En mai, une première proposition s’élevait à 238 045 euros pour un contrat de deux ans. Moins de six mois plus tard, ce même contrat était proposé pour… 415 127 euros ! « Tant qu’il fait 18 degrés à Paris, on y gagne sur les tarifs. Mais le courtier m’a prévenu : en décembre, les prix vont exploser car de très nombreux contrats s’achèvent à cette échéance. J’ai découvert plein de choses », ironise Laurent Pillard, dirigeant de l’organisme de formation Léna conseil (10 salariés) et de l’imprimerie Agence 46 (deux salariés ), dans le Val-d’Oise. Pour s’en sortir, il envisage des « bidouilleries » : faire installer deux compteurs dans le bâtiment de 800 m² qui abrite ses deux structures et souscrire à deux contrats qui lui permettent de bénéficier des tarifs réglementés…

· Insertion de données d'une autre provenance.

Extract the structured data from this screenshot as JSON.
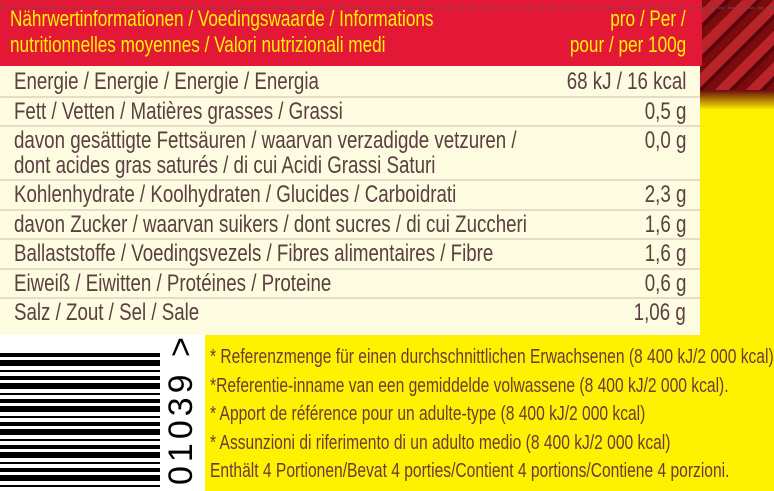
{
  "header": {
    "title_line1": "Nährwertinformationen / Voedingswaarde / Informations",
    "title_line2": "nutritionnelles moyennes / Valori nutrizionali medi",
    "per_line1": "pro / Per /",
    "per_line2": "pour / per 100g"
  },
  "rows": [
    {
      "label": "Energie / Energie / Energie / Energia",
      "value": "68 kJ / 16 kcal"
    },
    {
      "label": "Fett / Vetten / Matières grasses / Grassi",
      "value": "0,5 g"
    },
    {
      "label": "davon gesättigte Fettsäuren / waarvan verzadigde vetzuren /",
      "label2": "dont acides gras saturés / di cui Acidi Grassi Saturi",
      "value": "0,0 g"
    },
    {
      "label": "Kohlenhydrate / Koolhydraten / Glucides / Carboidrati",
      "value": "2,3 g"
    },
    {
      "label": "davon Zucker / waarvan suikers / dont sucres / di cui Zuccheri",
      "value": "1,6 g"
    },
    {
      "label": "Ballaststoffe / Voedingsvezels / Fibres alimentaires / Fibre",
      "value": "1,6 g"
    },
    {
      "label": "Eiweiß / Eiwitten / Protéines / Proteine",
      "value": "0,6 g"
    },
    {
      "label": "Salz / Zout / Sel / Sale",
      "value": "1,06 g"
    }
  ],
  "barcode": {
    "digits": "01039",
    "marker": ">"
  },
  "footnotes": [
    "* Referenzmenge für einen durchschnittlichen Erwachsenen (8 400 kJ/2 000 kcal)",
    "*Referentie-inname van een gemiddelde volwassene (8 400 kJ/2 000 kcal).",
    "* Apport de référence pour un adulte-type (8 400 kJ/2 000 kcal)",
    "* Assunzioni di riferimento di un adulto medio (8 400 kJ/2 000 kcal)",
    "Enthält 4 Portionen/Bevat 4 porties/Contient 4 portions/Contiene 4 porzioni."
  ],
  "colors": {
    "header_bg": "#e31837",
    "header_text": "#fff200",
    "background": "#fff200",
    "panel": "#fdfbe0",
    "text": "#5a4040"
  }
}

Face aux difficultés rencontrées par ses adhérents, la CPME demande plus de clarté dans les factures d’énergie et attend la nomination du « négociateur » promis par Bercy, sur le sujet. Elle propose également un élargissement des dispositifs d’aide publique. Les TPE de moins de 10 salariés et au chiffre d'affaires inférieur à 2 millions d'euros devraient pouvoir bénéficier du tarif régulé, quelle que soit leur consommation d'énergie. Concernant les aides, la Confédération préconise de faire évoluer les critères d’obtention : toutes les entreprises pour qui la facture d'énergie représente 3 % du chiffre d'affaires et a doublé sur une période donnée en 2022 devraient être éligibles. Et les critères concernant l'excédent brut d'exploitation devraient être abandonnés. Réponse attendue de Bercy : début novembre.